Comment From: aclements

I propose that the API should be:

// WithHandle calls a supplied function f with the process handle as an argument.
// If a process handle is not available, it returns ErrNoHandle. The handle is
// guaranteed to exist and refer to this process until f returns.
//
// Currently, process handles are only available on Linux 5.4 and later
// (where it is known as pidfd) and Windows.
func (p *Process) WithHandle(f func(handle uintptr)) error

var ErrNoHandle = errors.New("process handle unavailable")

I went back and forth on whether ErrNoHandle should wrap errors.ErrUnsupported, but I'm not sure if there are cases where process handles are supported by the environment, but we don't have one for a given process for whatever reason.
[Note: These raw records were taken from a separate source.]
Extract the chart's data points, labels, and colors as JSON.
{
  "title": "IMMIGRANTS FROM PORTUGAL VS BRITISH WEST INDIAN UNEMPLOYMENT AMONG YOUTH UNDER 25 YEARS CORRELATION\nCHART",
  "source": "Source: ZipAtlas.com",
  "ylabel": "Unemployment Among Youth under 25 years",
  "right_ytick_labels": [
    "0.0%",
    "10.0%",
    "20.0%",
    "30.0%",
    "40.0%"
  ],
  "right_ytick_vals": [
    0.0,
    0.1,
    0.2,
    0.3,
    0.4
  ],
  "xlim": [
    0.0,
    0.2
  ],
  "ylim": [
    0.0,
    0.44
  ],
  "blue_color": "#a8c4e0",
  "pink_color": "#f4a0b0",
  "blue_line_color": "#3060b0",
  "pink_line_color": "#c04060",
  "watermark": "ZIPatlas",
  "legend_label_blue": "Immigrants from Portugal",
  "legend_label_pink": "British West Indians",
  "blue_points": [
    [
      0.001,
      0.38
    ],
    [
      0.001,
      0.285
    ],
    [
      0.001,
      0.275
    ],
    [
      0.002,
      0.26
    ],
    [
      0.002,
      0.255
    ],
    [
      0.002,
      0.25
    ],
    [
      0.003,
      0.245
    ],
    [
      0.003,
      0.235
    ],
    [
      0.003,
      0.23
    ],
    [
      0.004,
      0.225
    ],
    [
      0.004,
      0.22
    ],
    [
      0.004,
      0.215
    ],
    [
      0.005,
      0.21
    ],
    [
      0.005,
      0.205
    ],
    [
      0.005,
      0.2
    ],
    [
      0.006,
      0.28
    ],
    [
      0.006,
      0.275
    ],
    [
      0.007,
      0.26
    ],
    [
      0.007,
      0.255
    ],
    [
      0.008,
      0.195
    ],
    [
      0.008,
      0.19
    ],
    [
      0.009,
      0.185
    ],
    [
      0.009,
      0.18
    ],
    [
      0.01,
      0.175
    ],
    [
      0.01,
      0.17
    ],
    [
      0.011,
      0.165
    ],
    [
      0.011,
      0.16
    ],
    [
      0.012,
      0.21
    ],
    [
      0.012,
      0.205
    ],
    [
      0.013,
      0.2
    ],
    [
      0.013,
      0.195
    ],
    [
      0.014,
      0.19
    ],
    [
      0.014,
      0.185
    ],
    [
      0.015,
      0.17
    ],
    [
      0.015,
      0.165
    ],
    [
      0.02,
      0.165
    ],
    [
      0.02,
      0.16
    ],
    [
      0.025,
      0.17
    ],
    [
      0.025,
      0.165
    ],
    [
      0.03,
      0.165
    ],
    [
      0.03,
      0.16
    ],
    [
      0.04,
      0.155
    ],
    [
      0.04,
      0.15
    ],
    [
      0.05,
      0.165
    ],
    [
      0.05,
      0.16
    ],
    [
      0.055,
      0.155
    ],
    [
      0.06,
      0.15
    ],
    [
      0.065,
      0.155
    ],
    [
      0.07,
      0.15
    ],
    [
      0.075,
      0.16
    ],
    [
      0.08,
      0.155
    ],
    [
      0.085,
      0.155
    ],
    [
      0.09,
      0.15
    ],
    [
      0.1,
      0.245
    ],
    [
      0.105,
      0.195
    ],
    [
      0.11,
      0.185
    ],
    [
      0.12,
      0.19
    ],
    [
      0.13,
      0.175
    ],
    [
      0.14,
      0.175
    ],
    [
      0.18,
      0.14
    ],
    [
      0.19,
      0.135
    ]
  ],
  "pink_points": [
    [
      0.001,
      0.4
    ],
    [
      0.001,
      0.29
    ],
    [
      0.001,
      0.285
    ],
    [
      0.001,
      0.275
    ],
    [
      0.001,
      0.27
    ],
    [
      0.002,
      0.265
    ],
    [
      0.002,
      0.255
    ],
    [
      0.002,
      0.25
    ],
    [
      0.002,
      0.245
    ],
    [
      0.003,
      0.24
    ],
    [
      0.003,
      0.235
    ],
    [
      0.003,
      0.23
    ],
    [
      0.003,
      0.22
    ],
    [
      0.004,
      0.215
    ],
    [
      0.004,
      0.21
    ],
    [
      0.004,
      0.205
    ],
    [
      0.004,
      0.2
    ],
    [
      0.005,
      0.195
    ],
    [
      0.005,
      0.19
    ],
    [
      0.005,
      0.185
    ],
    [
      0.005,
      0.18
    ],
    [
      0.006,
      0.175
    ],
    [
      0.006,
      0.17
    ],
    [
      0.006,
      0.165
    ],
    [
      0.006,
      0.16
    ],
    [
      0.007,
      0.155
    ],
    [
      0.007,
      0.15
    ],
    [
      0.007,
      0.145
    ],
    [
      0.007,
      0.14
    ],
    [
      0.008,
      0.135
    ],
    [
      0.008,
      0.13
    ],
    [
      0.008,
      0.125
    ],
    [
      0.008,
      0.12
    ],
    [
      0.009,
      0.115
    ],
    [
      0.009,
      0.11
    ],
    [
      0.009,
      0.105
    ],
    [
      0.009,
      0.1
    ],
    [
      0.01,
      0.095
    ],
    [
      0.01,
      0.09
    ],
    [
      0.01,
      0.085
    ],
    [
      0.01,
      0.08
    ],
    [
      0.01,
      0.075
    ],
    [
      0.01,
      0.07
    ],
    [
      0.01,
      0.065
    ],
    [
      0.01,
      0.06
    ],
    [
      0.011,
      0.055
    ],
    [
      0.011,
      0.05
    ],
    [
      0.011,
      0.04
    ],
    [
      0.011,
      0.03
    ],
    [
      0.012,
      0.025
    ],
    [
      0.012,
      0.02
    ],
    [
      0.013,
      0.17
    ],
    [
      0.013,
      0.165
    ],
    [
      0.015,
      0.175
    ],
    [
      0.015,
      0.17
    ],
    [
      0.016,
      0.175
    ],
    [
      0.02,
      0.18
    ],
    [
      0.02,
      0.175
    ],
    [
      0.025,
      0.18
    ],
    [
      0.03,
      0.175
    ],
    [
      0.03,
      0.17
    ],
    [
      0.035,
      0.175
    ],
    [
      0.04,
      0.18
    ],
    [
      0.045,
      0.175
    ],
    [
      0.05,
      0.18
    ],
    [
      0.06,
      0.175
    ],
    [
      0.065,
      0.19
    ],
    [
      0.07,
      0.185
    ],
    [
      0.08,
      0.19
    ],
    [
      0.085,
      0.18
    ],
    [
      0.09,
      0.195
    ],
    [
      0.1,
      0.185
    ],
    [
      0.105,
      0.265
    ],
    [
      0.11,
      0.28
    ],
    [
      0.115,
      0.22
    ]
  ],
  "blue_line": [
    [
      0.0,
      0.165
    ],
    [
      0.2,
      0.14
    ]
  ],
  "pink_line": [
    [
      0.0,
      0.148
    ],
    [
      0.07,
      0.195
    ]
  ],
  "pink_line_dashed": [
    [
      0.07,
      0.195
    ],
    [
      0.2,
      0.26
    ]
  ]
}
And introducing two different errors for "unsupported" versus "we don't happen to have one for this process" seemed like a needless complication that could also introduce bugs where a caller handles one but not the other.

Comment From: adonovan

Wording tweak:

// WithHandle calls a supplied function f with a valid process handle as an argument.
// The handle is guaranteed to refer to process p until f returns, even if p terminates.
// If no process handle is available, it returns ErrNoHandle.
...

("guaranteed to exist" conflicts with "if not available")

Comment From: prattmic

I'm not sure if there are cases where process handles are supported by the environment, but we don't have one for a given process for whatever reason.

If nothing else, p := os.Process{Pid: 1234} will create such a Process. (Yes, we unfortunately have to support that because that form is in the wild). Personally I think ErrNoHandle is fine in this case.

Comment From: prattmic

(WithHandle could attempt to open a new pidfd in that case, but currently none of the other Process methods do that. The pidfd is only opened when the Process is created.)

Comment From: aclements

Based on the discussion above, this proposal seems like a likely accept. — aclements for the proposal review group

// WithHandle calls a supplied function f with a valid process handle as an argument.
// The handle is guaranteed to refer to process p until f returns, even if p terminates.
// If no process handle is available, it returns ErrNoHandle.
//
// Currently, process handles are only available on Linux 5.4 and later
// (where it is known as pidfd) and Windows.